Seixas lembra que dentro de universidades, empresas estatais e autarquias havia redes de espiões, as Divisões de Segurança e Informação (DSIs), ligadas aos ministros das pastas respectivas como Educação, Trabalho, Indústria e Comércio, Minas e Energia. “Essas redes de espiões se reportavam às AESIs (Assessoria Especial de Segurança e Informação), e todos se reportavam a um único órgão central, o SNI [Serviço Nacional de Informações]. Durante anos pensamos que o órgão máximo de repressão era o Estado Maior das Forças Armadas. Agora vemos que o Estado Maior, na verdade, se reportava ao SNI, encarregado de parte importante do planejamento da repressão, que por sua vez se reportava apenas ao ditador, o presidente.” 

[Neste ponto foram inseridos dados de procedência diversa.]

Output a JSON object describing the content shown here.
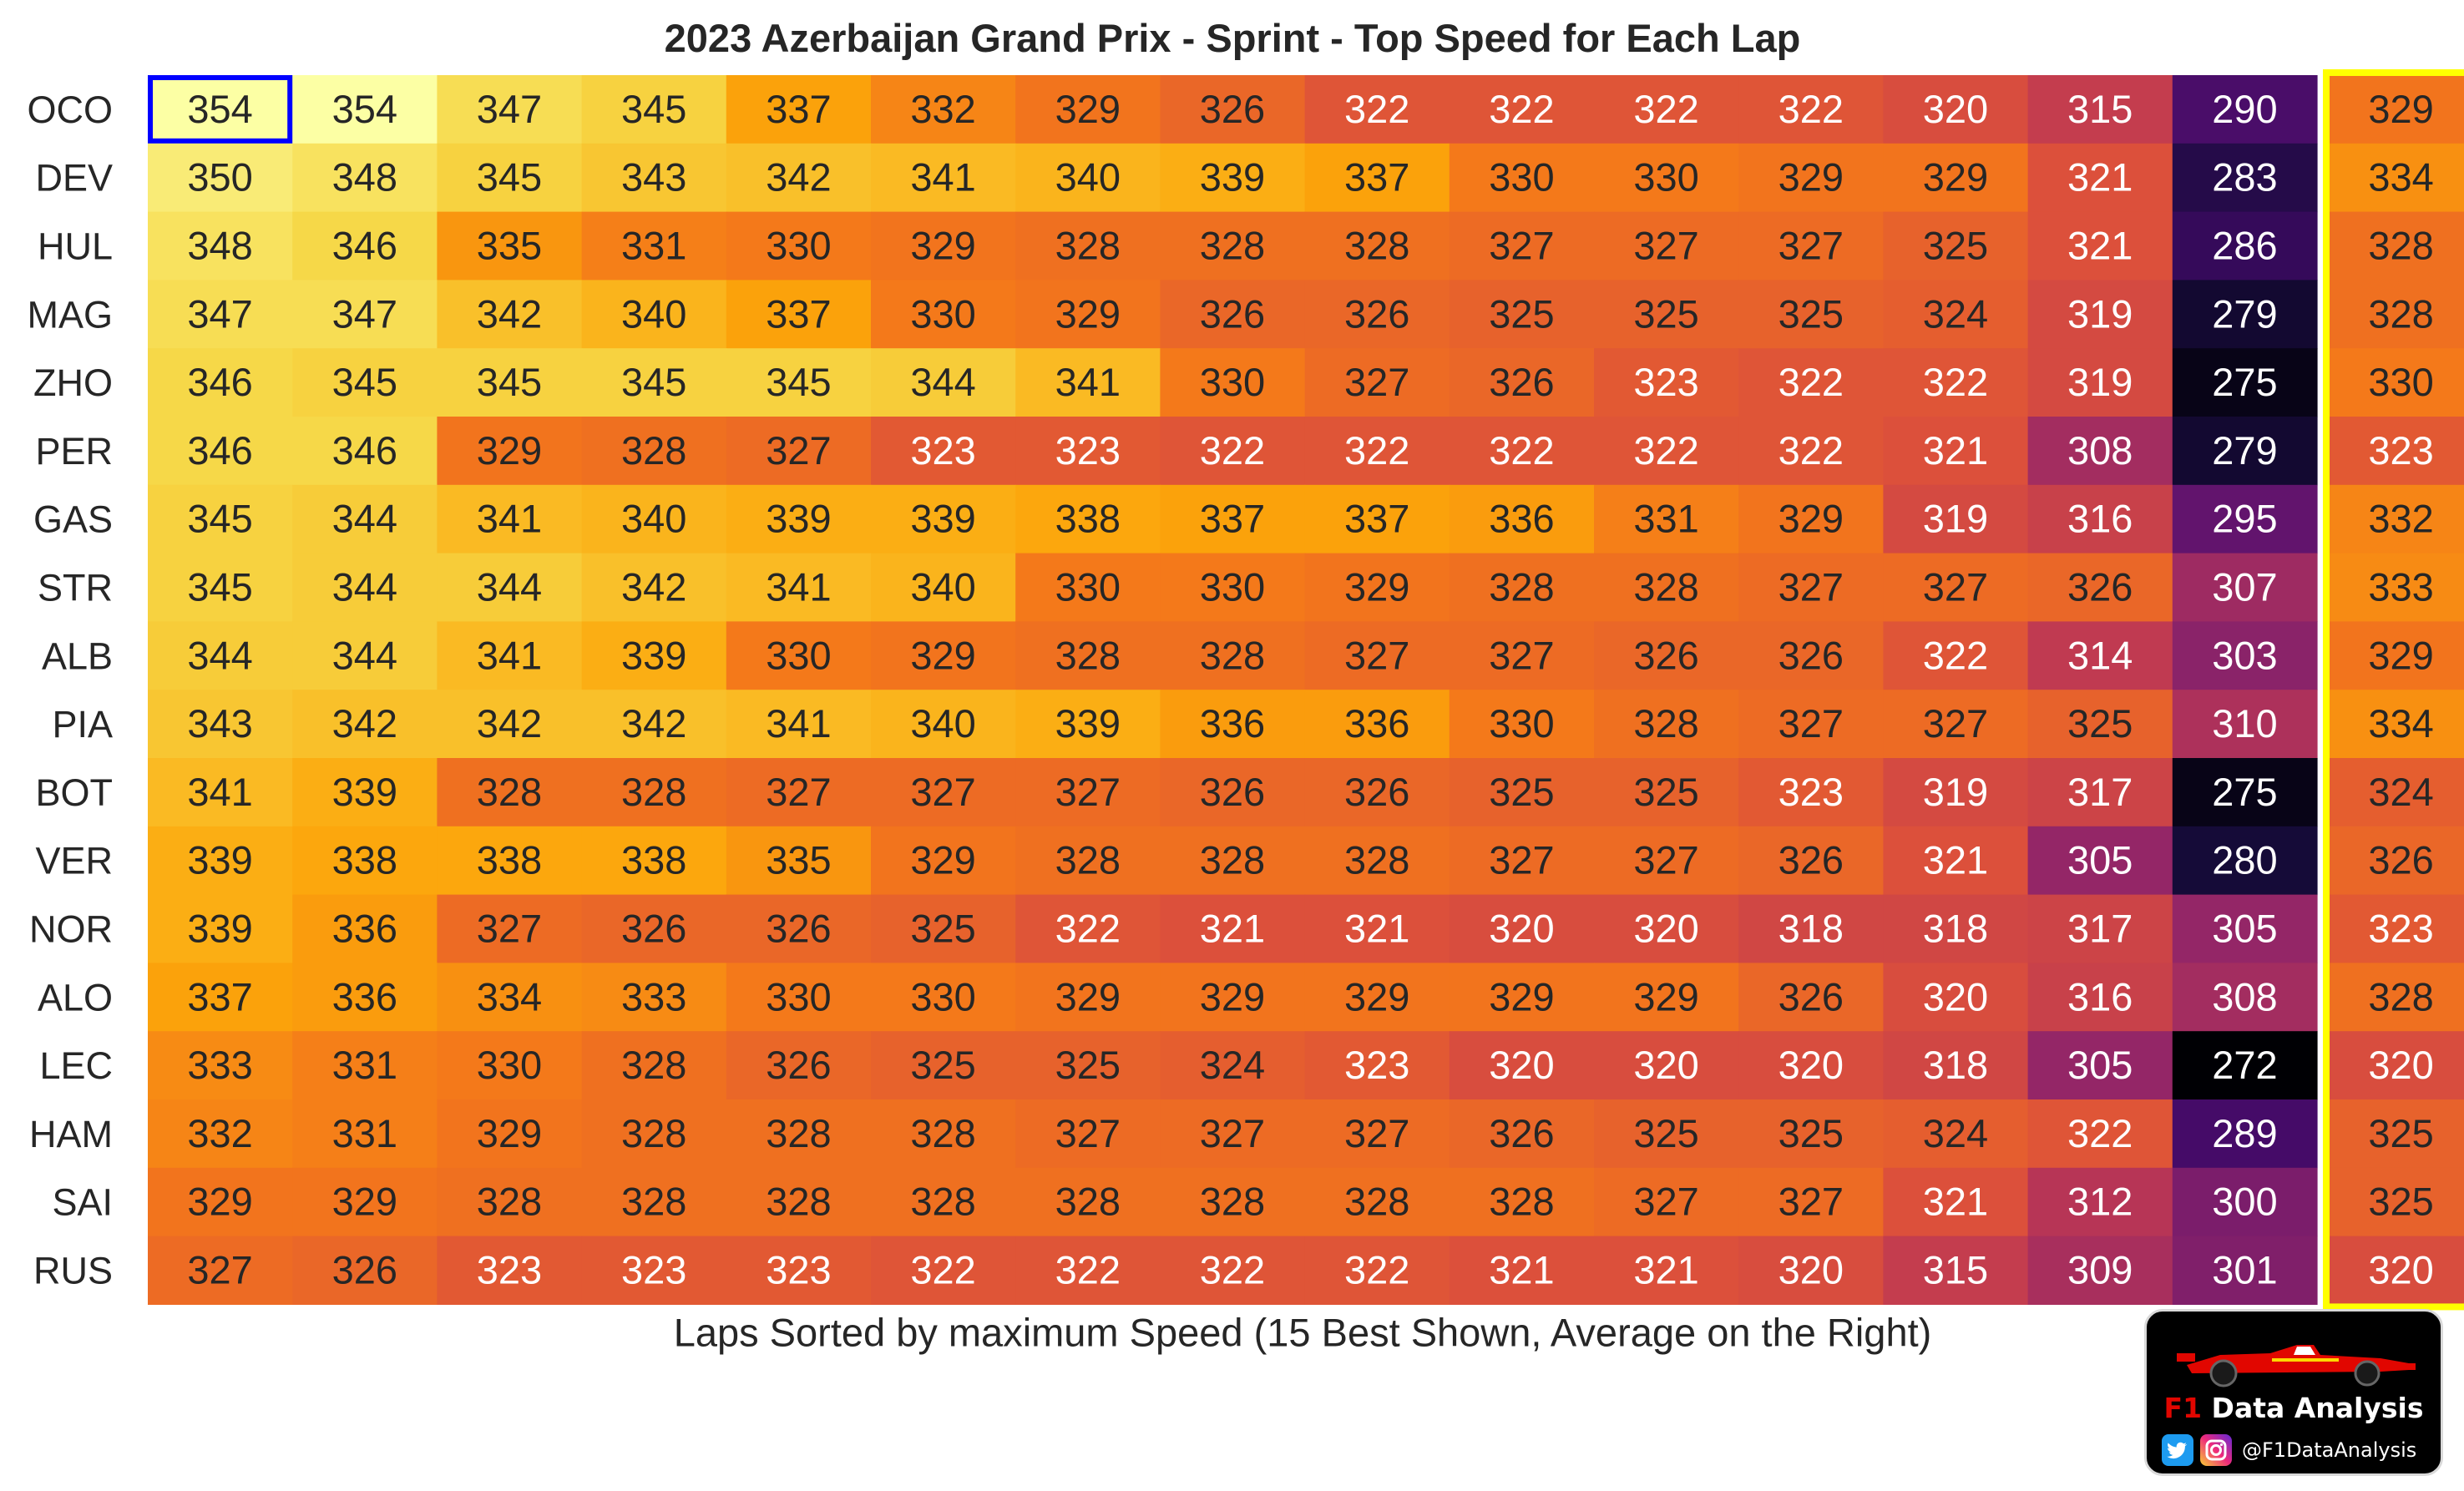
{
  "chart_data": {
    "type": "heatmap",
    "title": "2023 Azerbaijan Grand Prix - Sprint - Top Speed for Each Lap",
    "xlabel": "Laps Sorted by maximum Speed (15 Best Shown, Average on the Right)",
    "ylabel": "",
    "colormap": "inferno",
    "value_range": [
      272,
      354
    ],
    "rows": [
      "OCO",
      "DEV",
      "HUL",
      "MAG",
      "ZHO",
      "PER",
      "GAS",
      "STR",
      "ALB",
      "PIA",
      "BOT",
      "VER",
      "NOR",
      "ALO",
      "LEC",
      "HAM",
      "SAI",
      "RUS"
    ],
    "values": [
      [
        354,
        354,
        347,
        345,
        337,
        332,
        329,
        326,
        322,
        322,
        322,
        322,
        320,
        315,
        290
      ],
      [
        350,
        348,
        345,
        343,
        342,
        341,
        340,
        339,
        337,
        330,
        330,
        329,
        329,
        321,
        283
      ],
      [
        348,
        346,
        335,
        331,
        330,
        329,
        328,
        328,
        328,
        327,
        327,
        327,
        325,
        321,
        286
      ],
      [
        347,
        347,
        342,
        340,
        337,
        330,
        329,
        326,
        326,
        325,
        325,
        325,
        324,
        319,
        279
      ],
      [
        346,
        345,
        345,
        345,
        345,
        344,
        341,
        330,
        327,
        326,
        323,
        322,
        322,
        319,
        275
      ],
      [
        346,
        346,
        329,
        328,
        327,
        323,
        323,
        322,
        322,
        322,
        322,
        322,
        321,
        308,
        279
      ],
      [
        345,
        344,
        341,
        340,
        339,
        339,
        338,
        337,
        337,
        336,
        331,
        329,
        319,
        316,
        295
      ],
      [
        345,
        344,
        344,
        342,
        341,
        340,
        330,
        330,
        329,
        328,
        328,
        327,
        327,
        326,
        307
      ],
      [
        344,
        344,
        341,
        339,
        330,
        329,
        328,
        328,
        327,
        327,
        326,
        326,
        322,
        314,
        303
      ],
      [
        343,
        342,
        342,
        342,
        341,
        340,
        339,
        336,
        336,
        330,
        328,
        327,
        327,
        325,
        310
      ],
      [
        341,
        339,
        328,
        328,
        327,
        327,
        327,
        326,
        326,
        325,
        325,
        323,
        319,
        317,
        275
      ],
      [
        339,
        338,
        338,
        338,
        335,
        329,
        328,
        328,
        328,
        327,
        327,
        326,
        321,
        305,
        280
      ],
      [
        339,
        336,
        327,
        326,
        326,
        325,
        322,
        321,
        321,
        320,
        320,
        318,
        318,
        317,
        305
      ],
      [
        337,
        336,
        334,
        333,
        330,
        330,
        329,
        329,
        329,
        329,
        329,
        326,
        320,
        316,
        308
      ],
      [
        333,
        331,
        330,
        328,
        326,
        325,
        325,
        324,
        323,
        320,
        320,
        320,
        318,
        305,
        272
      ],
      [
        332,
        331,
        329,
        328,
        328,
        328,
        327,
        327,
        327,
        326,
        325,
        325,
        324,
        322,
        289
      ],
      [
        329,
        329,
        328,
        328,
        328,
        328,
        328,
        328,
        328,
        328,
        327,
        327,
        321,
        312,
        300
      ],
      [
        327,
        326,
        323,
        323,
        323,
        322,
        322,
        322,
        322,
        321,
        321,
        320,
        315,
        309,
        301
      ]
    ],
    "averages": [
      329,
      334,
      328,
      328,
      330,
      323,
      332,
      333,
      329,
      334,
      324,
      326,
      323,
      328,
      320,
      325,
      325,
      320
    ],
    "highlight_cell": {
      "row": 0,
      "col": 0,
      "color": "#0000ff"
    },
    "highlight_column_color": "#ffff00",
    "legend": "none",
    "grid": false
  },
  "logo": {
    "prefix": "F1",
    "name": "Data Analysis",
    "handle": "@F1DataAnalysis",
    "icons": [
      "f1-car-icon",
      "twitter-icon",
      "instagram-icon"
    ]
  }
}
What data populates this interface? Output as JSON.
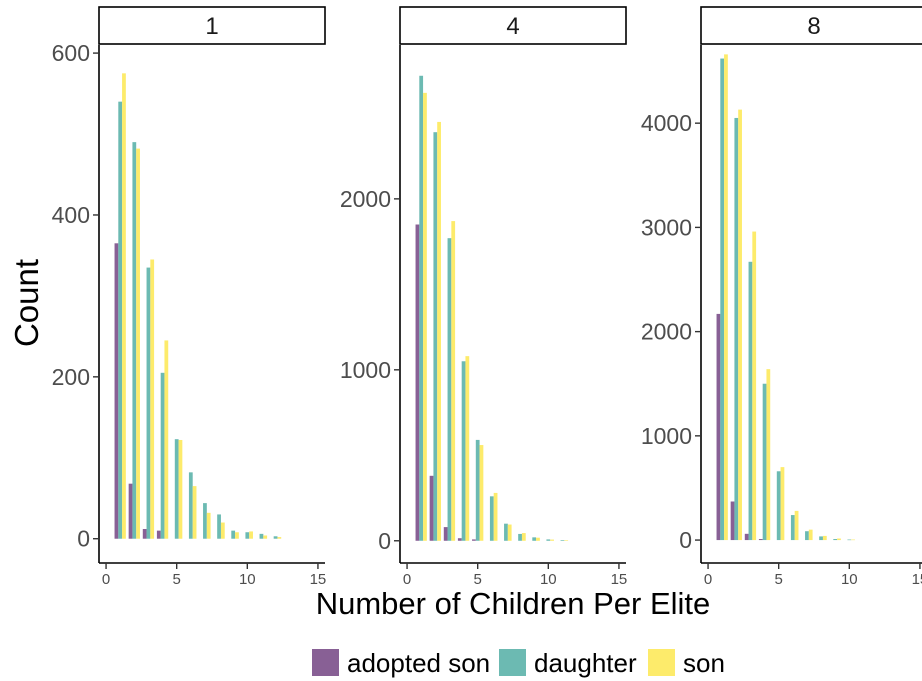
{
  "chart_data": {
    "type": "bar",
    "xlabel": "Number of Children Per Elite",
    "ylabel": "Count",
    "legend": {
      "position": "bottom",
      "entries": [
        "adopted son",
        "daughter",
        "son"
      ]
    },
    "series_colors": {
      "adopted son": "#7b4f8a",
      "daughter": "#5cb3aa",
      "son": "#fde95b"
    },
    "x_ticks": [
      "0",
      "5",
      "10",
      "15"
    ],
    "xlim": [
      -0.5,
      15.5
    ],
    "panels": [
      {
        "strip": "1",
        "ylim": [
          -30,
          610
        ],
        "y_ticks": [
          0,
          200,
          400,
          600
        ],
        "series": [
          {
            "name": "adopted son",
            "values": {
              "1": 365,
              "2": 68,
              "3": 12,
              "4": 10
            }
          },
          {
            "name": "daughter",
            "values": {
              "1": 540,
              "2": 490,
              "3": 335,
              "4": 205,
              "5": 123,
              "6": 82,
              "7": 44,
              "8": 30,
              "9": 10,
              "10": 8,
              "11": 6,
              "12": 3
            }
          },
          {
            "name": "son",
            "values": {
              "1": 575,
              "2": 482,
              "3": 345,
              "4": 245,
              "5": 122,
              "6": 65,
              "7": 32,
              "8": 20,
              "9": 8,
              "10": 9,
              "11": 4,
              "12": 2
            }
          }
        ]
      },
      {
        "strip": "4",
        "ylim": [
          -130,
          2900
        ],
        "y_ticks": [
          0,
          1000,
          2000
        ],
        "series": [
          {
            "name": "adopted son",
            "values": {
              "1": 1850,
              "2": 380,
              "3": 80,
              "4": 15,
              "5": 8
            }
          },
          {
            "name": "daughter",
            "values": {
              "1": 2720,
              "2": 2390,
              "3": 1770,
              "4": 1050,
              "5": 590,
              "6": 260,
              "7": 100,
              "8": 40,
              "9": 20,
              "10": 8,
              "11": 4
            }
          },
          {
            "name": "son",
            "values": {
              "1": 2620,
              "2": 2450,
              "3": 1870,
              "4": 1080,
              "5": 560,
              "6": 280,
              "7": 95,
              "8": 45,
              "9": 18,
              "10": 7,
              "11": 3
            }
          }
        ]
      },
      {
        "strip": "8",
        "ylim": [
          -220,
          4750
        ],
        "y_ticks": [
          0,
          1000,
          2000,
          3000,
          4000
        ],
        "series": [
          {
            "name": "adopted son",
            "values": {
              "1": 2170,
              "2": 370,
              "3": 60,
              "4": 10
            }
          },
          {
            "name": "daughter",
            "values": {
              "1": 4620,
              "2": 4050,
              "3": 2670,
              "4": 1500,
              "5": 660,
              "6": 240,
              "7": 85,
              "8": 35,
              "9": 10,
              "10": 5
            }
          },
          {
            "name": "son",
            "values": {
              "1": 4660,
              "2": 4130,
              "3": 2960,
              "4": 1640,
              "5": 700,
              "6": 280,
              "7": 100,
              "8": 40,
              "9": 15,
              "10": 5
            }
          }
        ]
      }
    ]
  }
}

O que Ivan Seixas procurou mostrar é que os “porões da ditadura”, que tanto fizeram parte do nosso imaginário, não existiram. “Não havia nada escondido, que fugisse ao controle da ditadura. O ditador sabia o que acontecia e determinava com o seu staff o que a repressão deveria fazer. Exatamente hoje [dia 20], o jornal O Dia, do Rio, publicou uma entrevista com o coronel Paulo Malhães, do Centro de Informações do Exército (CIE). Ele conta que o corpo do deputado Rubens Paiva foi enterrado no Alto da Boa Vista e depois retirado, devido ao risco de ficar exposto pela obra de uma avenida, para ser escondido sob a areia da praia do Recreio dos Bandeirantes. Até que o  Ministério do Exército ordenou que se livrassem do corpo para nunca mais ser encontrado. Coube a Malhães, com uma equipe de vinte soldados, localizar a ossada, que seria colocada dentro de uma lona jogada em alto mar. Ou seja, não havia ‘porões da ditadura’, havia uma grande rede com um comando central.”